Repercusiones internacionales
Las sanciones incluyen el bloqueo de activos de las personas y entidades designadas que se encuentren en Estados Unidos o bajo control estadounidense, prohibiendo transacciones con ellas.
Registros de importaciones chinas revelan que, durante dos años consecutivos, las importaciones de petróleo “iraquí” excedían en 100,000 barriles diarios los embarques declarados de Irak, con un valor superior a 2,500 millones de dólares anuales.
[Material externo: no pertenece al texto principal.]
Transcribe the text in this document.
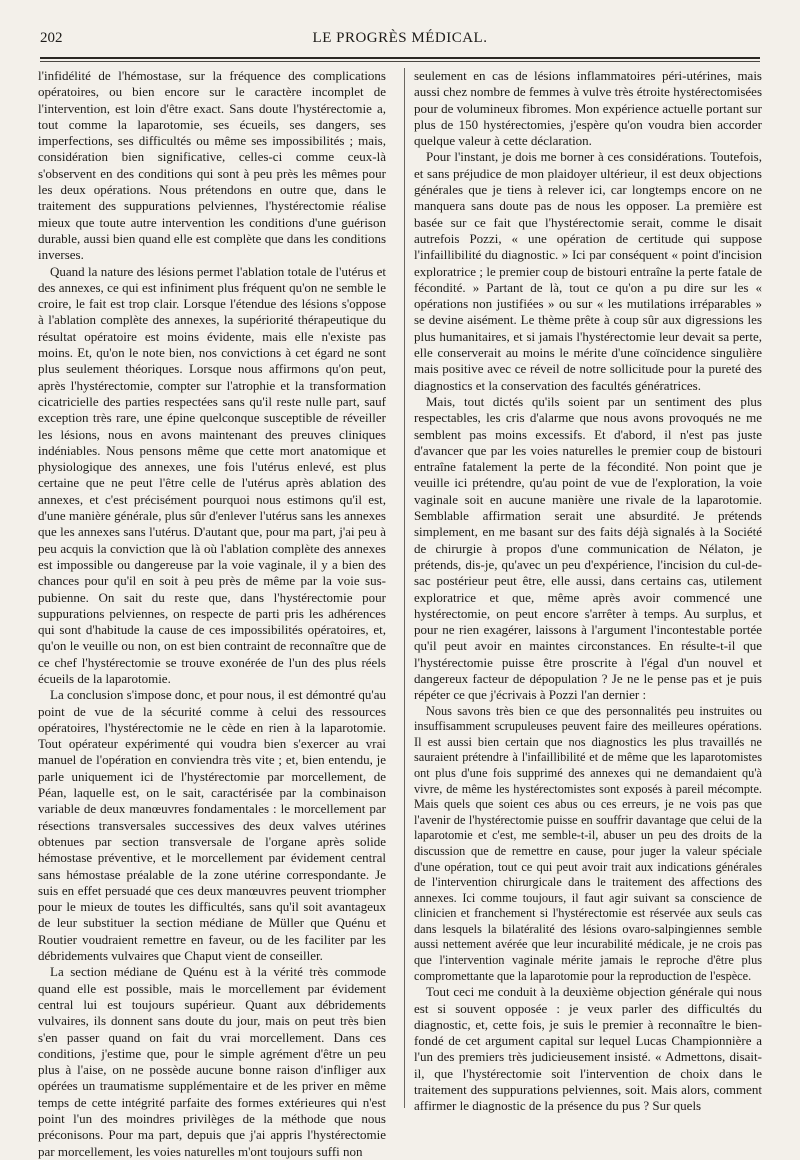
202	LE PROGRÈS MÉDICAL.

l'infidélité de l'hémostase, sur la fréquence des complications opératoires, ou bien encore sur le caractère incomplet de l'intervention, est loin d'être exact. Sans doute l'hystérectomie a, tout comme la laparotomie, ses écueils, ses dangers, ses imperfections, ses difficultés ou même ses impossibilités ; mais, considération bien significative, celles-ci comme ceux-là s'observent en des conditions qui sont à peu près les mêmes pour les deux opérations. Nous prétendons en outre que, dans le traitement des suppurations pelviennes, l'hystérectomie réalise mieux que toute autre intervention les conditions d'une guérison durable, aussi bien quand elle est complète que dans les conditions inverses.

Quand la nature des lésions permet l'ablation totale de l'utérus et des annexes, ce qui est infiniment plus fréquent qu'on ne semble le croire, le fait est trop clair. Lorsque l'étendue des lésions s'oppose à l'ablation complète des annexes, la supériorité thérapeutique du résultat opératoire est moins évidente, mais elle n'existe pas moins. Et, qu'on le note bien, nos convictions à cet égard ne sont plus seulement théoriques. Lorsque nous affirmons qu'on peut, après l'hystérectomie, compter sur l'atrophie et la transformation cicatricielle des parties respectées sans qu'il reste nulle part, sauf exception très rare, une épine quelconque susceptible de réveiller les lésions, nous en avons maintenant des preuves cliniques indéniables. Nous pensons même que cette mort anatomique et physiologique des annexes, une fois l'utérus enlevé, est plus certaine que ne peut l'être celle de l'utérus après ablation des annexes, et c'est précisément pourquoi nous estimons qu'il est, d'une manière générale, plus sûr d'enlever l'utérus sans les annexes que les annexes sans l'utérus. D'autant que, pour ma part, j'ai peu à peu acquis la conviction que là où l'ablation complète des annexes est impossible ou dangereuse par la voie vaginale, il y a bien des chances pour qu'il en soit à peu près de même par la voie sus-pubienne. On sait du reste que, dans l'hystérectomie pour suppurations pelviennes, on respecte de parti pris les adhérences qui sont d'habitude la cause de ces impossibilités opératoires, et, qu'on le veuille ou non, on est bien contraint de reconnaître que de ce chef l'hystérectomie se trouve exonérée de l'un des plus réels écueils de la laparotomie.

La conclusion s'impose donc, et pour nous, il est démontré qu'au point de vue de la sécurité comme à celui des ressources opératoires, l'hystérectomie ne le cède en rien à la laparotomie. Tout opérateur expérimenté qui voudra bien s'exercer au vrai manuel de l'opération en conviendra très vite ; et, bien entendu, je parle uniquement ici de l'hystérectomie par morcellement, de Péan, laquelle est, on le sait, caractérisée par la combinaison variable de deux manœuvres fondamentales : le morcellement par résections transversales successives des deux valves utérines obtenues par section transversale de l'organe après solide hémostase préventive, et le morcellement par évidement central sans hémostase préalable de la zone utérine correspondante. Je suis en effet persuadé que ces deux manœuvres peuvent triompher pour le mieux de toutes les difficultés, sans qu'il soit avantageux de leur substituer la section médiane de Müller que Quénu et Routier voudraient remettre en faveur, ou de les faciliter par les débridements vulvaires que Chaput vient de conseiller.

La section médiane de Quénu est à la vérité très commode quand elle est possible, mais le morcellement par évidement central lui est toujours supérieur. Quant aux débridements vulvaires, ils donnent sans doute du jour, mais on peut très bien s'en passer quand on fait du vrai morcellement. Dans ces conditions, j'estime que, pour le simple agrément d'être un peu plus à l'aise, on ne possède aucune bonne raison d'infliger aux opérées un traumatisme supplémentaire et de les priver en même temps de cette intégrité parfaite des formes extérieures qui n'est point l'un des moindres privilèges de la méthode que nous préconisons. Pour ma part, depuis que j'ai appris l'hystérectomie par morcellement, les voies naturelles m'ont toujours suffi non

seulement en cas de lésions inflammatoires péri-utérines, mais aussi chez nombre de femmes à vulve très étroite hystérectomisées pour de volumineux fibromes. Mon expérience actuelle portant sur plus de 150 hystérectomies, j'espère qu'on voudra bien accorder quelque valeur à cette déclaration.

Pour l'instant, je dois me borner à ces considérations. Toutefois, et sans préjudice de mon plaidoyer ultérieur, il est deux objections générales que je tiens à relever ici, car longtemps encore on ne manquera sans doute pas de nous les opposer. La première est basée sur ce fait que l'hystérectomie serait, comme le disait autrefois Pozzi, « une opération de certitude qui suppose l'infaillibilité du diagnostic. » Ici par conséquent « point d'incision exploratrice ; le premier coup de bistouri entraîne la perte fatale de fécondité. » Partant de là, tout ce qu'on a pu dire sur les « opérations non justifiées » ou sur « les mutilations irréparables » se devine aisément. Le thème prête à coup sûr aux digressions les plus humanitaires, et si jamais l'hystérectomie leur devait sa perte, elle conserverait au moins le mérite d'une coïncidence singulière mais positive avec ce réveil de notre sollicitude pour la pureté des diagnostics et la conservation des facultés génératrices.

Mais, tout dictés qu'ils soient par un sentiment des plus respectables, les cris d'alarme que nous avons provoqués ne me semblent pas moins excessifs. Et d'abord, il n'est pas juste d'avancer que par les voies naturelles le premier coup de bistouri entraîne fatalement la perte de la fécondité. Non point que je veuille ici prétendre, qu'au point de vue de l'exploration, la voie vaginale soit en aucune manière une rivale de la laparotomie. Semblable affirmation serait une absurdité. Je prétends simplement, en me basant sur des faits déjà signalés à la Société de chirurgie à propos d'une communication de Nélaton, je prétends, dis-je, qu'avec un peu d'expérience, l'incision du cul-de-sac postérieur peut être, elle aussi, dans certains cas, utilement exploratrice et que, même après avoir commencé une hystérectomie, on peut encore s'arrêter à temps. Au surplus, et pour ne rien exagérer, laissons à l'argument l'incontestable portée qu'il peut avoir en maintes circonstances. En résulte-t-il que l'hystérectomie puisse être proscrite à l'égal d'un nouvel et dangereux facteur de dépopulation ? Je ne le pense pas et je puis répéter ce que j'écrivais à Pozzi l'an dernier :

Nous savons très bien ce que des personnalités peu instruites ou insuffisamment scrupuleuses peuvent faire des meilleures opérations. Il est aussi bien certain que nos diagnostics les plus travaillés ne sauraient prétendre à l'infaillibilité et de même que les laparotomistes ont plus d'une fois supprimé des annexes qui ne demandaient qu'à vivre, de même les hystérectomistes sont exposés à pareil mécompte. Mais quels que soient ces abus ou ces erreurs, je ne vois pas que l'avenir de l'hystérectomie puisse en souffrir davantage que celui de la laparotomie et c'est, me semble-t-il, abuser un peu des droits de la discussion que de remettre en cause, pour juger la valeur spéciale d'une opération, tout ce qui peut avoir trait aux indications générales de l'intervention chirurgicale dans le traitement des affections des annexes. Ici comme toujours, il faut agir suivant sa conscience de clinicien et franchement si l'hystérectomie est réservée aux seuls cas dans lesquels la bilatéralité des lésions ovaro-salpingiennes semble aussi nettement avérée que leur incurabilité médicale, je ne crois pas que l'intervention vaginale mérite jamais le reproche d'être plus compromettante que la laparotomie pour la reproduction de l'espèce.

Tout ceci me conduit à la deuxième objection générale qui nous est si souvent opposée : je veux parler des difficultés du diagnostic, et, cette fois, je suis le premier à reconnaître le bien-fondé de cet argument capital sur lequel Lucas Championnière a l'un des premiers très judicieusement insisté. « Admettons, disait-il, que l'hystérectomie soit l'intervention de choix dans le traitement des suppurations pelviennes, soit. Mais alors, comment affirmer le diagnostic de la présence du pus ? Sur quels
Esto demuestra un patrón persistente de contrabando y evasión de sanciones.
El ministro de Petróleo de Irak, Hayyan Abdul-Ghani, reconoció que petroleros iraníes utilizaban documentos falsificados y confirmó que el asunto fue reportado a Estados Unidos.
Estrategia de EE.UU. contra el contrabando
La acción forma parte de un plan más amplio de OFAC y el Departamento de Estado para implementar el Memorándum Presidencial de Seguridad Nacional 2, que busca limitar el acceso de Irán a ingresos que financian actividades desestabilizadoras.
Estas sanciones buscan no solo frenar la operación de al-Samarra’i, sino también enviar un mensaje contundente sobre la vigilancia de los flujos energéticos y el cumplimiento de la normativa internacional.